Anger is one of those strong emotions that gets a bad rap. The truth is that anger can be an important signal that someone (or something) is causing us real or perceived harm. Feeling angry isn’t the problem. How we respond to anger, however, can lead to all kinds of problems. For example, verbally or physically attacking others is detrimental for everyone.
Turning anger inward can also be harmful when it results in depression.
A challenge with anger is that many people react to it unconsciously. Therapy helps us learn how to pause and identify whether our anger is being caused by a present situation—or if it is being “triggered” by an event that occurred during childhood. Knowing the difference can benefit all of our relationships. Learning how to express anger constructively—and not destructively—can also be very empowering.
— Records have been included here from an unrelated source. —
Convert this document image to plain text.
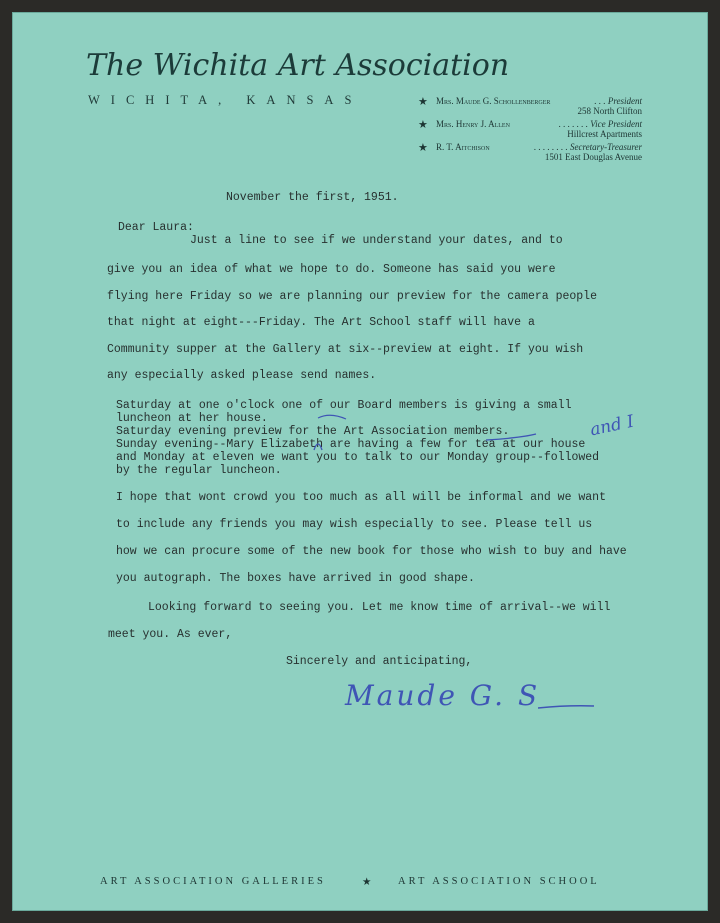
The Wichita Art Association
WICHITA, KANSAS	★ Mrs. Maude G. Schollenberger	. . . President
258 North Clifton
★ Mrs. Henry J. Allen	. . . . . . . Vice President
Hillcrest Apartments
★ R. T. Aitchison	. . . . . . . . Secretary-Treasurer
1501 East Douglas Avenue
November the first, 1951.
Dear Laura:
Just a line to see if we understand your dates, and to
give you an idea of what we hope to do. Someone has said you were
flying here Friday so we are planning our preview for the camera people
that night at eight---Friday. The Art School staff will have a
Community supper at the Gallery at six--preview at eight. If you wish
any especially asked please send names.
Saturday at one o'clock one of our Board members is giving a small
luncheon at her house.
Saturday evening preview for the Art Association members.
Sunday evening--Mary Elizabeth are having a few for tea at our house
and Monday at eleven we want you to talk to our Monday group--followed
by the regular luncheon.
I hope that wont crowd you too much as all will be informal and we want
to include any friends you may wish especially to see. Please tell us
how we can procure some of the new book for those who wish to buy and have
you autograph. The boxes have arrived in good shape.
Looking forward to seeing you. Let me know time of arrival--we will
meet you. As ever,
Sincerely and anticipating,
and I
Maude G. S
ART ASSOCIATION GALLERIES	★	ART ASSOCIATION SCHOOL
Some people can benefit from learning how to manage their anger, especially if they find they are often being triggered. It's also important to note that simply "stuffing" or ignoring one's anger is not generally helpful. This is often the default approach for men. We are taught, at very young ages that it is not safe or appropriate to be angry. This learning can start as early as when we are told not to cry as very small children. Crying is often a small child's only way to express his or her anger. When we are told to stop, we learn that we are either not allowed to cry or are "bad" for crying. Developing practices and tools to help us to transform the very natural energy of anger into something that is more helpful. It is important to get help with anger before it becomes chronic or out of control.
Healthy expression of anger always begins with awareness. The therapeutic journey is a process that requires persistence and practice. But the freedom that can be achieved is priceless.